The Billings, MT-based R-CALF United Stockgrowers of America made the charge earlier this month against the Denver-based National Cattleman’s Beef Association in a letter to Secretary of Agriculture Tom Vilsack, Attorney General Eric Holder, and USDA Inspector General Phyllis K. Fong.
R-Calf President Bill Bullard asks the federal officials for an investigation based on information “substantiating our concern that the National Cattlemen’s Beef Association (NCBA) has been using the Beef Checkoff Program (Checkoff) to subsidize non-Checkoff activities that include activities to influence governmental actions and policies.”
Bullard says there is a “long history of violations” of the “purpose, intent, and spirit” of the Beef Promotion and Research Act of 1985.
The Cattlemen’s Beef Board and USDA oversee collection of Checkoff funds from producers. By law, the money is supposed to go to promotion, research, consumer information, industry information, foreign marketing and producer communications that contribute to increased consumer demand for beef.

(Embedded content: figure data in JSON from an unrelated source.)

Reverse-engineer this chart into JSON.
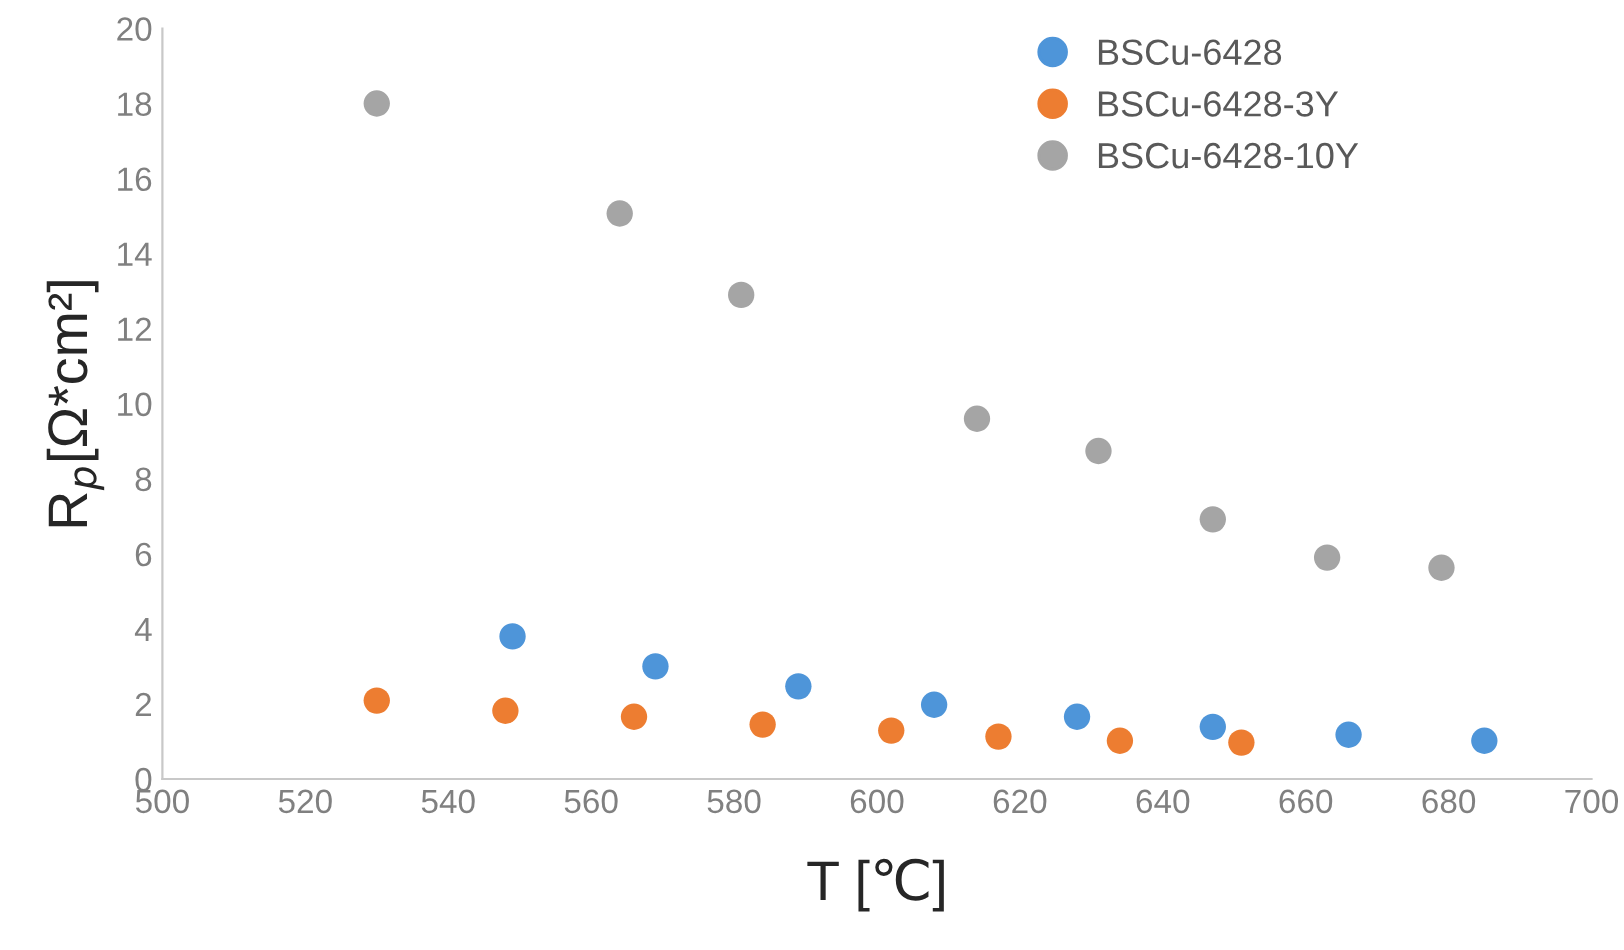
{
  "chart_data": {
    "type": "scatter",
    "xlabel": "T [℃]",
    "ylabel": "R$_{p}$[Ω*cm²]",
    "xlim": [
      500,
      700
    ],
    "xticks": [
      500,
      520,
      540,
      560,
      580,
      600,
      620,
      640,
      660,
      680,
      700
    ],
    "ylim": [
      0,
      20
    ],
    "yticks": [
      0,
      2,
      4,
      6,
      8,
      10,
      12,
      14,
      16,
      18,
      20
    ],
    "grid": false,
    "legend": "top right",
    "marker": "circle",
    "series": [
      {
        "name": "BSCu-6428",
        "color": "#4e95d9",
        "x": [
          549,
          569,
          589,
          608,
          628,
          647,
          666,
          685
        ],
        "values": [
          3.8,
          3.0,
          2.47,
          1.98,
          1.66,
          1.39,
          1.18,
          1.02
        ]
      },
      {
        "name": "BSCu-6428-3Y",
        "color": "#ed7d31",
        "x": [
          530,
          548,
          566,
          584,
          602,
          617,
          634,
          651
        ],
        "values": [
          2.09,
          1.82,
          1.66,
          1.45,
          1.29,
          1.13,
          1.02,
          0.97
        ]
      },
      {
        "name": "BSCu-6428-10Y",
        "color": "#a5a5a5",
        "x": [
          530,
          564,
          581,
          614,
          631,
          647,
          663,
          679
        ],
        "values": [
          18.0,
          15.07,
          12.9,
          9.6,
          8.74,
          6.92,
          5.9,
          5.63
        ]
      }
    ]
  }
}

R-CALF and NCBA are known for their differences on everything from federal marketing rules for beef and hogs to country of origin labeling. Beef Checkoff allocations heated up as an issue last year.
“We are particularly concerned with NCBA’s long-term practice, which was clearly revealed in the settlement proposal involving $216,000 in unlawful expenditures, of charging the Checkoff for an unbelievable one-half of NCBA’s officer travel,” Bullard wrote. “This is preposterous as NCBA officers are the spokespeople for NCBA and they have led NCBA’s vehement opposition to some of the most critical and pivotal policy initiatives ever to face U.S. cattle producers, initiatives that we believe were supported by the preponderance of Check-off paying cattle producers.”

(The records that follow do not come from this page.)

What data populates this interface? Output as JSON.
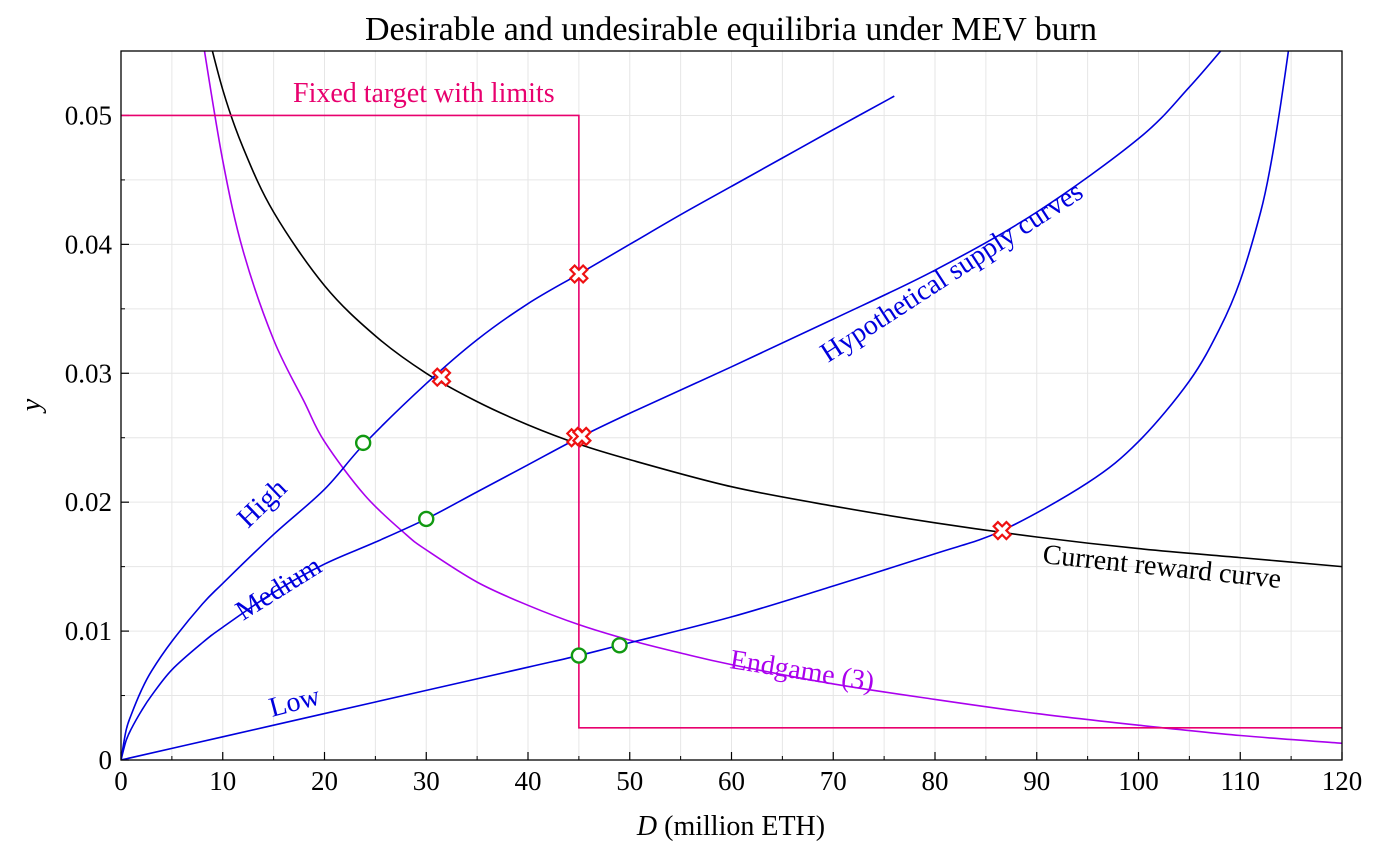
{
  "chart_data": {
    "type": "line",
    "title": "Desirable and undesirable equilibria under MEV burn",
    "xlabel_italic": "D",
    "xlabel_rest": " (million ETH)",
    "ylabel": "y",
    "xlim": [
      0,
      120
    ],
    "ylim": [
      0,
      0.055
    ],
    "grid": true,
    "x_ticks": [
      0,
      10,
      20,
      30,
      40,
      50,
      60,
      70,
      80,
      90,
      100,
      110,
      120
    ],
    "x_tick_labels": [
      "0",
      "10",
      "20",
      "30",
      "40",
      "50",
      "60",
      "70",
      "80",
      "90",
      "100",
      "110",
      "120"
    ],
    "y_ticks": [
      0,
      0.01,
      0.02,
      0.03,
      0.04,
      0.05
    ],
    "y_tick_labels": [
      "0",
      "0.01",
      "0.02",
      "0.03",
      "0.04",
      "0.05"
    ],
    "colors": {
      "supply": "#0000dd",
      "reward": "#000000",
      "endgame": "#aa00ee",
      "fixed_target": "#e8006e",
      "desirable_marker": "#119911",
      "undesirable_marker": "#ee1111"
    },
    "series": [
      {
        "name": "Current reward curve",
        "x": [
          8,
          10,
          12,
          15,
          20,
          25,
          30,
          35,
          40,
          45,
          50,
          60,
          70,
          80,
          90,
          100,
          110,
          120
        ],
        "y": [
          0.0581,
          0.052,
          0.0475,
          0.0425,
          0.0368,
          0.0329,
          0.03,
          0.0278,
          0.026,
          0.0245,
          0.0233,
          0.0212,
          0.0197,
          0.0184,
          0.0173,
          0.0164,
          0.0157,
          0.015
        ]
      },
      {
        "name": "Endgame (3)",
        "x": [
          8,
          10,
          12,
          15,
          18,
          20,
          24,
          28,
          30,
          35,
          40,
          45,
          50,
          55,
          60,
          70,
          80,
          90,
          100,
          110,
          120
        ],
        "y": [
          0.056,
          0.0465,
          0.0395,
          0.0326,
          0.0278,
          0.0247,
          0.0205,
          0.0175,
          0.0163,
          0.0138,
          0.012,
          0.0105,
          0.0093,
          0.0083,
          0.0074,
          0.0059,
          0.0047,
          0.0036,
          0.0027,
          0.0019,
          0.0013
        ]
      },
      {
        "name": "Fixed target with limits",
        "x": [
          0,
          45,
          45,
          120
        ],
        "y": [
          0.05,
          0.05,
          0.0025,
          0.0025
        ]
      },
      {
        "name": "High",
        "x": [
          0,
          0.5,
          1,
          2,
          3,
          5,
          8,
          10,
          15,
          20,
          24,
          30,
          35,
          40,
          45,
          50,
          55,
          60,
          65,
          70,
          76
        ],
        "y": [
          0,
          0.0023,
          0.0035,
          0.0054,
          0.0069,
          0.0092,
          0.0121,
          0.0137,
          0.0175,
          0.021,
          0.0246,
          0.0292,
          0.0326,
          0.0354,
          0.0377,
          0.04,
          0.0423,
          0.0445,
          0.0467,
          0.0489,
          0.0515
        ]
      },
      {
        "name": "Medium",
        "x": [
          0,
          0.5,
          1,
          2,
          3,
          5,
          8,
          10,
          15,
          20,
          25,
          30,
          35,
          40,
          45,
          50,
          60,
          70,
          80,
          90,
          100,
          105,
          110
        ],
        "y": [
          0,
          0.0015,
          0.0024,
          0.0038,
          0.005,
          0.007,
          0.0091,
          0.0103,
          0.013,
          0.0152,
          0.0169,
          0.0187,
          0.0208,
          0.0229,
          0.025,
          0.0269,
          0.0305,
          0.0342,
          0.038,
          0.0425,
          0.0482,
          0.0522,
          0.0568
        ]
      },
      {
        "name": "Low",
        "x": [
          0,
          10,
          20,
          30,
          40,
          45,
          49,
          60,
          70,
          80,
          86.6,
          95,
          100,
          105,
          108,
          110,
          112,
          113,
          114,
          115
        ],
        "y": [
          0,
          0.0018,
          0.0036,
          0.0054,
          0.0072,
          0.0081,
          0.0089,
          0.0111,
          0.0135,
          0.016,
          0.0178,
          0.0215,
          0.0247,
          0.0294,
          0.0335,
          0.0372,
          0.0425,
          0.0462,
          0.051,
          0.0565
        ]
      }
    ],
    "desirable_points": [
      {
        "x": 23.8,
        "y": 0.0246
      },
      {
        "x": 30,
        "y": 0.0187
      },
      {
        "x": 45,
        "y": 0.0081
      },
      {
        "x": 49,
        "y": 0.0089
      }
    ],
    "undesirable_points": [
      {
        "x": 31.5,
        "y": 0.0297
      },
      {
        "x": 45,
        "y": 0.0377
      },
      {
        "x": 44.7,
        "y": 0.025
      },
      {
        "x": 45.3,
        "y": 0.0251
      },
      {
        "x": 86.6,
        "y": 0.0178
      }
    ],
    "annotations": {
      "fixed_target": "Fixed target with limits",
      "supply_curves": "Hypothetical supply curves",
      "current_reward": "Current reward curve",
      "endgame": "Endgame (3)",
      "high": "High",
      "medium": "Medium",
      "low": "Low"
    }
  }
}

Bullard is poking into an already sore area, in that the issue of just what Checkoff dollars can be spent on was a tender subject between NCBA and the Cattlemen’s Beef Board, the marketing arm, at their recent Denver convention.
“Regardless of the seriousness and weight of the issue, however, there was a pervading feeling of optimism because the industry has a contingency plan for just about everything it faces,” says BEEF Magazine Editor Troy Marshall. “Sadly, there was one notable exception, and that was the ongoing feud between the National Cattlemen’s Beef Association (NCBA) and the executive committee of the Cattlemen’s Beef Board.”
R-CALF has provided a list of nearly two dozen meetings and court cases going back to 2002 where it says NCBA may have been using Checkoff funds to influence policy.
NCBA, which sometimes duels with R-CALF with same-day press releases, has not commented on the letter. The Cattlemen’s Beef Board and the Check off are responsible for one of advertising’s best known tag lines: “Beef, It’s What’s For Dinner.”